Non-small cell lung cancer accounts for the majority of lung cancer cases. In Taiwan, lung adenocarcinoma is the prevailing lung cancer. Scientists have found that the activation of epidermal growth factor receptor (EGFR) on tumor cells initiates a series of signaling transduction chains in the cells, causing tumor cells to grow and metastasize. This discovery has led to the emergence of targeted drugs, which inhibit the activity of EGFR through tyrosine kinase and block the signaling transduction pathways responsible for cancer cell growth.

A research team comprising Afeez Adekunle Ishola (a Nigerian Ph.D. student in Taiwan), Dr. Shih-Hwa Chiou (NYCU Institute of Pharmacology Chair Professor), Dr. Mong-Lien Wang (TVGH Department of Medical Research Assistant Research Fellow), and Dr. Yuh-Min Chen (TVGH Department of Chest Medicine Chief) discovered that circular RNA 190 (circRNA C190) transmitted receptor signals on the cell surface to the DNA in the nucleus through the intracellular molecular pathway ERK/MAPK. Accordingly, C190 plays a crucial role in triggering the division and growth of cancer cells; can be detected in serum; reflects the current state of cancer cells. The discovery enables C190 to be used as a marker for the non-invasive diagnosis of non-small cell lung cancer in clinical settings.

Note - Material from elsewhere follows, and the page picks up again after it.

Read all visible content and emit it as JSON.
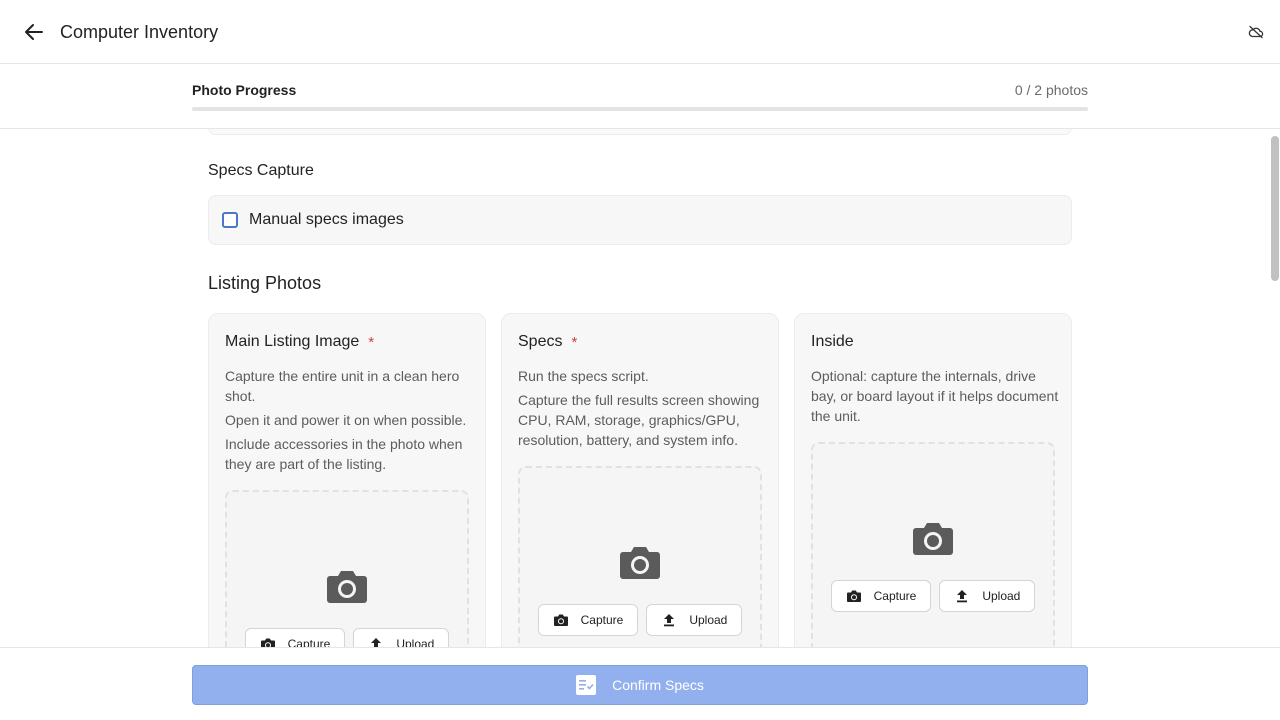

Subsequently, the research team used CRISPR/Cas13a RNA editing technology to reduce the expression of C190 and found that it reduced the differentiation and migration of cancer cells, and even inhibited their growth, either in vivo or in vitro. The discovery reconfirms the role of the C190 gene in lung cancer and shows that gene therapy combined with RNA editing technology can be used as an innovative cancer treatment worthy of further development.

Professor Shih-Hwa Chiou, the principal investigator of this study, noted that circRNA is a type of RNA that was deemed as a by-product of RNA transcription with no main function, a view that has been overturned by recent research. Professor Chiou stated that the TVGH–NYCU team has detected, in their past research, more C190 manifestations in the blood of patients with terminal lung cancer; the presence of C190 implies poor treatment outcomes. C190 is closely related to tumor size, depth of invasion, metabolism, and survival rate.

This study unprecedentedly combined gene therapy with RNA editing technology to eliminate oncogenic circRNA C190. Unlike targeted drugs that block EGFR, RNA editing can directly target key genes to block cancer cell signaling.

This study was published in Cancer Research in February of 2022. The first author, Afeez Adekunle Ishola, a student in the Taiwan International Graduate Program organized by Academia Sinica, obtained a Ph.D. in Molecular Medicine from NYCU and Academia Sinica earlier this year. This shows that the TVGH–NYCU team highly values international research talent. The research team has received support from the Ministry of Science and Technology and the Ministry of Education through the Higher Education Sprout Project and has worked with National Institutes of Health and other agencies in the United States to achieve multinational research cooperation, thereby increasing the international visibility of Taiwan’s research results.